Obesity has become a threat to global metabolic health. Obesity rates have risen to 511 million people with a body mass index (BMI) > 30 in 2010 and are estimated to rise to 1 billion people by 2030. The Obesity Federation has developed a disability-adjusted life years (DALYs) index, which measures the number of years lost due to premature mortality and/or ill-health. One-fifth of DALYs can be attributed to high BMI, indicating that obesity is the leading factor in most non-communicable diseases (“World Obesity Atlas, 2022,” 2022). Obesity induces a pro-inflammatory environment that can cause a condition known as “leaky gut”, which in turn results in an increase in the passage of inflammatory substances into the bloodstream, leading to direct pro-inflammatory effects on the whole organism (Kobayashi et al., 2022; Martín-Mateos and Albillos, 2021).
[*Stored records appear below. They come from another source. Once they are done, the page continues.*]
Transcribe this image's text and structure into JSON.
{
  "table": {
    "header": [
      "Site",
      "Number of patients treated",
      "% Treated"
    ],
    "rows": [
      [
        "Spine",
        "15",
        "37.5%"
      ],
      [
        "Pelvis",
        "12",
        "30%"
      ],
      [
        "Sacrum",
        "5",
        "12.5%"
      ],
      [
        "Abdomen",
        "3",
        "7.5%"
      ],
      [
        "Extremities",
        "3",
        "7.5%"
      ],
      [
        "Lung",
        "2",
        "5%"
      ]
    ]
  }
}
Furthermore, parental obesity predisposes offspring to several changes that affect metabolism and function of various systems throughout life. The aim of this work was to study whether the fetuses and offspring of overweight rats display intestinal anomalies related to intestinal inflammatory conditions. Furthermore, since this offspring develops fatty liver (Heinecke et al., 2020; Mazzucco et al., 2016), we aimed to study whether intestinal impairments induced by maternal metabolic programming lead to abnormalities in incretin and glucose homeostasis that may aggravate the liver pathology.

The intestine has many essential functions, including absorption and transport of nutrients into the portal circulation, excretion of metabolic-waste substances into the luminal compartment, maintenance of the immune barrier, interaction with the luminal microbiota and enteroendocrine function (Abdalqadir and Adeli, 2022; Chen et al., 2021; Gribble and Reimann, 2019). Enteroendocrine cells produce and secrete incretins into the bloodstream in response to the uptake of glucose, amino acids and lipids. Incretins, such as glucose-insulinotropic releasing peptide (GIP) and glucagon-like derived peptide 1 (GLP1), are small peptides secreted into the circulation that have an insulinotropic function. They induce insulin secretion and synthesis, preparing the body for the metabolic challenge of nutrients (Gribble and Reimann, 2019; Ko et al., 2020). Both incretins are translated as a primary transcript, pro-gip and pre-pro-glucagon (gcg) and then translated and post-translationally processed into GIP or GLP1, GLP2 and other peptides (Chiang et al., 2012; Holst, 2009; Martínez-Rodríguez and Gil, 2012). GLP2 lacks insulinotropic function but has been identified as the most important intestinotrophic peptide, because of its ability to stimulate the mucus production and to promote barrier function (Abdalqadir and Adeli, 2022).

During intrauterine and early postnatal life, individuals are exposed to the maternal environment. Maternal metabolic state, nutrition, inflammation and stressors such as contaminants or pathological and non-pathological microbiota modify the metabolic program that the organism will follow from that time on (Chen and Gur, 2019; Fernandez-Twinn et al., 2019; Gómez-Roig et al., 2021; Lindsay et al., 2019; Picó et al., 2021). During this stage of development, the epigenetic marks of the fetus/neonate are erased and re-established, creating an opportunity for the environment to modify the epigenome. The intestinal function of a developing individual is strongly dependent on the maternal nutrition, metabolic condition and microbiome. Offspring from women with obesity and animal models of obesity exhibit intestinal inflammation, increased permeability, and vulnerability to inflammatory-related intestinal pathologies (Castro-Rodríguez et al., 2021; Gruber et al., 2015; Słupecka-Ziemilska et al., 2021; Yan et al., 2011; Zhu et al., 2010). This work studies the intestinal impairments in the offspring from rats with overweight.